“The Terminus Agenda” Conclusion
Writer: Priest and Adam Glass
Artists: Carlos Pagulayan, Sergio Davila, Pap Mhan, Jason Paz, Norm Rapmund, and Andy Owens
Color Artist: Jeremy Cox
Letterer: Willie Schubert
Review by Bryant Lucas
Robin’s agenda is terminated in this week’s Deathstroke #43, which wraps up a four-part crossover with Teen Titans.
Since reforming the Teen Titans back in Teen Titans #20, Damian Wayne has been imprisoning villains in the basement of their secret hideout. After capturing Slade Wilson, Damian has struggled to keep the master assassin restrained. At the end of Teen Titans #29, something or someone opened the cells for each of these villains. Now Deathstroke is on the loose along with every other villain the Teen Titans have captured over the past ten issues.
Adam Glass and Christopher Priest are competent, excellent writers who should stick to their own books. The last issue of this crossover feels cluttered.

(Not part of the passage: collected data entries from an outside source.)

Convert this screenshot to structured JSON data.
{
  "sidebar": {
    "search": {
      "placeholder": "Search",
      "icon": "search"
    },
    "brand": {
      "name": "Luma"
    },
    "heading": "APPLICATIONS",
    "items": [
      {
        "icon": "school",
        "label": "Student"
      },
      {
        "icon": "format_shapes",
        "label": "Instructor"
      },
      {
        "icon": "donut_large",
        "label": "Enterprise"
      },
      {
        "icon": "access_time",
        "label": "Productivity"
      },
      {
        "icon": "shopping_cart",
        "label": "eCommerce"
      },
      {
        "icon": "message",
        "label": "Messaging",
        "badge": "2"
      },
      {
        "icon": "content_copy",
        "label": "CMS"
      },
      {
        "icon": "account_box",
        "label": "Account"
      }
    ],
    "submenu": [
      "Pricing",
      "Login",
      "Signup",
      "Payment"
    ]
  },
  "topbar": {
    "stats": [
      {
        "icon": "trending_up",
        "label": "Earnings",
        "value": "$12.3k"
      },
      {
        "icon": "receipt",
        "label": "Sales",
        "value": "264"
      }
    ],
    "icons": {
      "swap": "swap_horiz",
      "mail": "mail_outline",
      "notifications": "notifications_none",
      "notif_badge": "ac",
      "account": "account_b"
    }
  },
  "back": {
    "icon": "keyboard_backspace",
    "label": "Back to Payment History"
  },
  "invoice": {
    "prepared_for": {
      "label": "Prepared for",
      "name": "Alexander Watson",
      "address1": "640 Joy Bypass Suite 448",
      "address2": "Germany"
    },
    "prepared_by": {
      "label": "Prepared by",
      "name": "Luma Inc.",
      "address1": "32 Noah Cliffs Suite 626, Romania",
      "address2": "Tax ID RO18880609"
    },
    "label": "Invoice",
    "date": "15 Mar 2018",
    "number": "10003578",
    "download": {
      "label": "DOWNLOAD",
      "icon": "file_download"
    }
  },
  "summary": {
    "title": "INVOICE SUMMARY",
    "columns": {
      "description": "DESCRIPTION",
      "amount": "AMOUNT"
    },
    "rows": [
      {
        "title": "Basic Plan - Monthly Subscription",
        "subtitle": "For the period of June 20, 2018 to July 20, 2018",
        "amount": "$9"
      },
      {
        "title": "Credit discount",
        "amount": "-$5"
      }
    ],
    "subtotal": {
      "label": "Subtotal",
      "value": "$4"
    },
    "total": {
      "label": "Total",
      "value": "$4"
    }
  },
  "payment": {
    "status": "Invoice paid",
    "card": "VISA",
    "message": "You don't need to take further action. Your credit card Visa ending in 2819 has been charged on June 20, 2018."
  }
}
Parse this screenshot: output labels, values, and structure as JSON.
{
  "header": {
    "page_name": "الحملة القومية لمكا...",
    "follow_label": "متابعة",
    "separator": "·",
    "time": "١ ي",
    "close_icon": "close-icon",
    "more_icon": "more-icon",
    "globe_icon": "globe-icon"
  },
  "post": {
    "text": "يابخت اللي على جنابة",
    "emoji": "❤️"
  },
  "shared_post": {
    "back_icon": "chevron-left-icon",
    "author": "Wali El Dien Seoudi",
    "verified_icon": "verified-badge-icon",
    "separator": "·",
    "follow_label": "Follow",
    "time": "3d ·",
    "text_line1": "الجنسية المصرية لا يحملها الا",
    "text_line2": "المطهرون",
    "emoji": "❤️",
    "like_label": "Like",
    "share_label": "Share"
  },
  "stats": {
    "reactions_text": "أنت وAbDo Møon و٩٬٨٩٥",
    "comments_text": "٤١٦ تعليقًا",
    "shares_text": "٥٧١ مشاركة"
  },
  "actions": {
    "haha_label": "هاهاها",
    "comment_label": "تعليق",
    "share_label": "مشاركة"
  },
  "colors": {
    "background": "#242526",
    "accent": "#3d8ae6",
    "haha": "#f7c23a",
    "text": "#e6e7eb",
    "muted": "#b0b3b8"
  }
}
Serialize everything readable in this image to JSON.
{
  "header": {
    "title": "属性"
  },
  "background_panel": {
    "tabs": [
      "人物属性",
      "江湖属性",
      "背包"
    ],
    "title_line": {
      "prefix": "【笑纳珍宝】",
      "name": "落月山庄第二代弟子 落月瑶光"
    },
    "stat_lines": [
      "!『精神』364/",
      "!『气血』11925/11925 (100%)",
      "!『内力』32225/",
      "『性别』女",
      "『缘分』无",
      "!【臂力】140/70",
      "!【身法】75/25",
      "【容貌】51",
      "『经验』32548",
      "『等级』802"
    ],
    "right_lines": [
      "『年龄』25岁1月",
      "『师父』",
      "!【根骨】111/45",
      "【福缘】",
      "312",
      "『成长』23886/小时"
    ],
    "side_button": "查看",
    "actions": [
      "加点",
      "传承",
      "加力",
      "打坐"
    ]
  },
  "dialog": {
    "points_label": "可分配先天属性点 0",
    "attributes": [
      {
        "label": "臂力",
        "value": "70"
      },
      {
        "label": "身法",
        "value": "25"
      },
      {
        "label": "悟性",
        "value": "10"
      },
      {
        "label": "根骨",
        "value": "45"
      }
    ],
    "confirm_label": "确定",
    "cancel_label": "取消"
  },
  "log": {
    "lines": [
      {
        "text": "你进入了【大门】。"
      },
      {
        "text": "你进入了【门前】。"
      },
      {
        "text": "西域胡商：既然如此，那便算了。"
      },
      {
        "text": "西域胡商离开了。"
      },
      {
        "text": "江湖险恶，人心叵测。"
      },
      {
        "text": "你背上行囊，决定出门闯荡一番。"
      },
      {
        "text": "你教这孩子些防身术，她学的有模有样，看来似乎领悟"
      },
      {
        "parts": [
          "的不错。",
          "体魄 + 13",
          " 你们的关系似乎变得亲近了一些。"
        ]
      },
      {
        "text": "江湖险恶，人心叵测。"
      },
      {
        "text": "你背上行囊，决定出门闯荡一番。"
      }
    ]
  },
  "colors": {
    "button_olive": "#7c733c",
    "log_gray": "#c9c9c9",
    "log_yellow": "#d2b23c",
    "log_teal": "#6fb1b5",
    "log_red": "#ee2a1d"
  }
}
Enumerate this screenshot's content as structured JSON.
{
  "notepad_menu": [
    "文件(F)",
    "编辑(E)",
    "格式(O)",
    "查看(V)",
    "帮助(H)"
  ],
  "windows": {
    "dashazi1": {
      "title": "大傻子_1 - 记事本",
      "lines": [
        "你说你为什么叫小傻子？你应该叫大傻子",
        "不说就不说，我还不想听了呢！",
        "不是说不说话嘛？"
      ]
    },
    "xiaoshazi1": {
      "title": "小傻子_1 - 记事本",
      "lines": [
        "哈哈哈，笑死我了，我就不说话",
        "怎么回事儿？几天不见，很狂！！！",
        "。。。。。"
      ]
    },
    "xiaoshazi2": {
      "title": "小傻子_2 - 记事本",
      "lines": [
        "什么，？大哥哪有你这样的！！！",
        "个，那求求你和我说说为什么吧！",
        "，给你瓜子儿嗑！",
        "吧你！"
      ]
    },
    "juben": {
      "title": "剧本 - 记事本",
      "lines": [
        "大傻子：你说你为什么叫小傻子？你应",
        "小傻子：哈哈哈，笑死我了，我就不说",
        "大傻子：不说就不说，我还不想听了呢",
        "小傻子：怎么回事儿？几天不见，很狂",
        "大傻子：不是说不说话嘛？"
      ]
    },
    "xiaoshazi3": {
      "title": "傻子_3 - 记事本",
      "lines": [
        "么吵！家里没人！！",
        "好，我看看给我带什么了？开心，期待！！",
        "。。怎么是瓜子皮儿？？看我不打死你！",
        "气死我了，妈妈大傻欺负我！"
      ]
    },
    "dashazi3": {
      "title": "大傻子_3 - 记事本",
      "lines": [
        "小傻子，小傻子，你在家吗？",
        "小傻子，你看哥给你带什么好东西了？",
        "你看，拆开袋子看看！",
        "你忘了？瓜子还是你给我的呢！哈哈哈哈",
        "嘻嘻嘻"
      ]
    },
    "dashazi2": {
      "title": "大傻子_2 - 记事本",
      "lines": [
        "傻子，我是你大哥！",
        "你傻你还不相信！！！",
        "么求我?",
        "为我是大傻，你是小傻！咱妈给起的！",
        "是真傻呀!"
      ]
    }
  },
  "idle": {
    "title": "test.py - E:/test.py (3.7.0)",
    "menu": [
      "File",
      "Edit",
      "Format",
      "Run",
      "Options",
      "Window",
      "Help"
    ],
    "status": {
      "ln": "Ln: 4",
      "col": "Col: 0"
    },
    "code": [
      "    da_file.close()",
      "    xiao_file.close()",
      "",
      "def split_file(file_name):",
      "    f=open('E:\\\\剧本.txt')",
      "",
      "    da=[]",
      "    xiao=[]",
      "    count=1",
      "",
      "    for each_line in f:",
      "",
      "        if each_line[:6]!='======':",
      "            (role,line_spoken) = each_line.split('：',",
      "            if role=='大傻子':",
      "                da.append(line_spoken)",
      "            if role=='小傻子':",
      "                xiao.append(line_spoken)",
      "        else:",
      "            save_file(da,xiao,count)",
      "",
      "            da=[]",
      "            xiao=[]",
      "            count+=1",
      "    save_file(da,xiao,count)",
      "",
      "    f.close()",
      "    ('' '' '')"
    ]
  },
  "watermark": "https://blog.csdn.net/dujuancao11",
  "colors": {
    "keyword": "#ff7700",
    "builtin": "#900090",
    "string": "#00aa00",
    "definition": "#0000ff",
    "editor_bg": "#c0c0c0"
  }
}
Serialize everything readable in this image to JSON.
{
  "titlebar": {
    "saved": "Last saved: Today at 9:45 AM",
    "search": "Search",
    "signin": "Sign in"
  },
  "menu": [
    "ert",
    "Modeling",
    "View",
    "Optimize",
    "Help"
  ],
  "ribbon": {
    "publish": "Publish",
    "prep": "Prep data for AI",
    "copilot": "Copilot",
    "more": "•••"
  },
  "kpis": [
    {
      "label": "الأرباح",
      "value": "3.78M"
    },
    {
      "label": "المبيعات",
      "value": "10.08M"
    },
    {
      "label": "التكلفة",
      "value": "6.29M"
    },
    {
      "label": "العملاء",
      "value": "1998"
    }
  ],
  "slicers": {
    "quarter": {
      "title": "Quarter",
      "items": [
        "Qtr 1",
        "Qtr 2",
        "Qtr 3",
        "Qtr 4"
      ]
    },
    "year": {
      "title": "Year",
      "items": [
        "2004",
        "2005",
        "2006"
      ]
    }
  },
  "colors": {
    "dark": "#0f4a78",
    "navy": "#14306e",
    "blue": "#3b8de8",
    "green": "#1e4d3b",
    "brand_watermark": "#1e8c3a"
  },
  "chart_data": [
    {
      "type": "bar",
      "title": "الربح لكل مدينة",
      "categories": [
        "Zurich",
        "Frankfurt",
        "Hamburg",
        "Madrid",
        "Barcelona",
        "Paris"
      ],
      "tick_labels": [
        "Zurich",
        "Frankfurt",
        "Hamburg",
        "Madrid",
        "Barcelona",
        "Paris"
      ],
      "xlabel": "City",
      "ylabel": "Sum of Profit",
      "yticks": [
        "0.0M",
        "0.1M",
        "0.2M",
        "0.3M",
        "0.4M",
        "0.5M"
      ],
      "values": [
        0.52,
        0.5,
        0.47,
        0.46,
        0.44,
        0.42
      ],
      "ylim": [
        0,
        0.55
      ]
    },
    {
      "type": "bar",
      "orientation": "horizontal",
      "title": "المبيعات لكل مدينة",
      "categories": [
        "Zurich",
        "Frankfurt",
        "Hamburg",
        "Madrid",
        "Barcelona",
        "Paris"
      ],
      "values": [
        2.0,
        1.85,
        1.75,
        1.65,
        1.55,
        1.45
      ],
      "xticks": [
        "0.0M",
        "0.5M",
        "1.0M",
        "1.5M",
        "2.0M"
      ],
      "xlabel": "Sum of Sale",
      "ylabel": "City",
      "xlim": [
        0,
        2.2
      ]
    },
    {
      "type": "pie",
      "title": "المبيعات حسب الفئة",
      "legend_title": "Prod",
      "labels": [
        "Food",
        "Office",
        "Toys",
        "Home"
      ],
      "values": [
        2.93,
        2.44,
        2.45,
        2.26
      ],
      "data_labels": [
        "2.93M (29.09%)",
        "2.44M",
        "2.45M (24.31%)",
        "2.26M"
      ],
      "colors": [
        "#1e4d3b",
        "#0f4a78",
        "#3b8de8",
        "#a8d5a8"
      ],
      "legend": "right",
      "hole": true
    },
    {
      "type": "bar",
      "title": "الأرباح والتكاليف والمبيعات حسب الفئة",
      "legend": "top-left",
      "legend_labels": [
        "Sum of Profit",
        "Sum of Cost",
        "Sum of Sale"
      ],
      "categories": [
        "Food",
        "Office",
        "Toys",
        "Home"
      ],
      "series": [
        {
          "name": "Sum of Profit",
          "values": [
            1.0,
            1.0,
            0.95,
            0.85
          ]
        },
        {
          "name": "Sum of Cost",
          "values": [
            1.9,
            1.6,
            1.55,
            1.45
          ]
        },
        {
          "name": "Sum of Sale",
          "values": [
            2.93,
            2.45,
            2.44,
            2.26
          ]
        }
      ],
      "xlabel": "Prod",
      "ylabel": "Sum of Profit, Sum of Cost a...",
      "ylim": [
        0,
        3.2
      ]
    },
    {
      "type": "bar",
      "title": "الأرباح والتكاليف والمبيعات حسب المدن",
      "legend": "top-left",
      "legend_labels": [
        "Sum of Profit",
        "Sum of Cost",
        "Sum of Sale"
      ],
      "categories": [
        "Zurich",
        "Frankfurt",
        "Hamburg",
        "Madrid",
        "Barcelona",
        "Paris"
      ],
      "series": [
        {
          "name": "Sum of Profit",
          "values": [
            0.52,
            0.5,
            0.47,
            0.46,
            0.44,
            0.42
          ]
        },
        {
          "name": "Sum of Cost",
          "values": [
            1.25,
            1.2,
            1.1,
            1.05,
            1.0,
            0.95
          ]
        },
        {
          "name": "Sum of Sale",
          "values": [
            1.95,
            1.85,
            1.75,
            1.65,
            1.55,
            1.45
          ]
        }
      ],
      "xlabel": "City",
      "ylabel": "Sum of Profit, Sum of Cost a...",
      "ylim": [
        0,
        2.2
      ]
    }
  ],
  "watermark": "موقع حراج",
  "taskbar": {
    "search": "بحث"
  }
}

The opening and closing sequences are brilliant; focusing on Damian Wayne and Deathstroke’s relationship. However, the middle chunk of this issue feels uninspired, irrelevant and is a hot mess that prolonged the inevitable showdown between Robin and Deathstroke.
Essentially, the sequence of events doesn’t make sense. There’s no reason to delay this showdown. It could, or logically should have happened right when Slade rescued Damian. However, in order to put all of the pieces in the right place, Priest and Glass sacrificed narrative cohesion for the spectacle and bombast of a crossover finale.
There’s a lot going on in this issue, and the art struggles to keep up at times. For the record, the book looks fantastic just like every other issue. The problem for Deathstroke #43 is the pacing. As the narrative erratically jumps from scene to scene, the issue does little to help the reader navigate the various plot-lines. In short, this issue feels hyperactive and the art only adds to that effect.
“The Terminus Agenda” was overall highly inconsistent. The ending was stunning – seriously the last page is a jaw-dropper. However, getting to this moment was a long and bumpy road. The story lacked a natural cohesion and at times felt forced. While this tale will have some major repercussions moving forward in both titles, I found myself more interested in the fallout than actual story itself.
Verdict: read only if you’re already invested.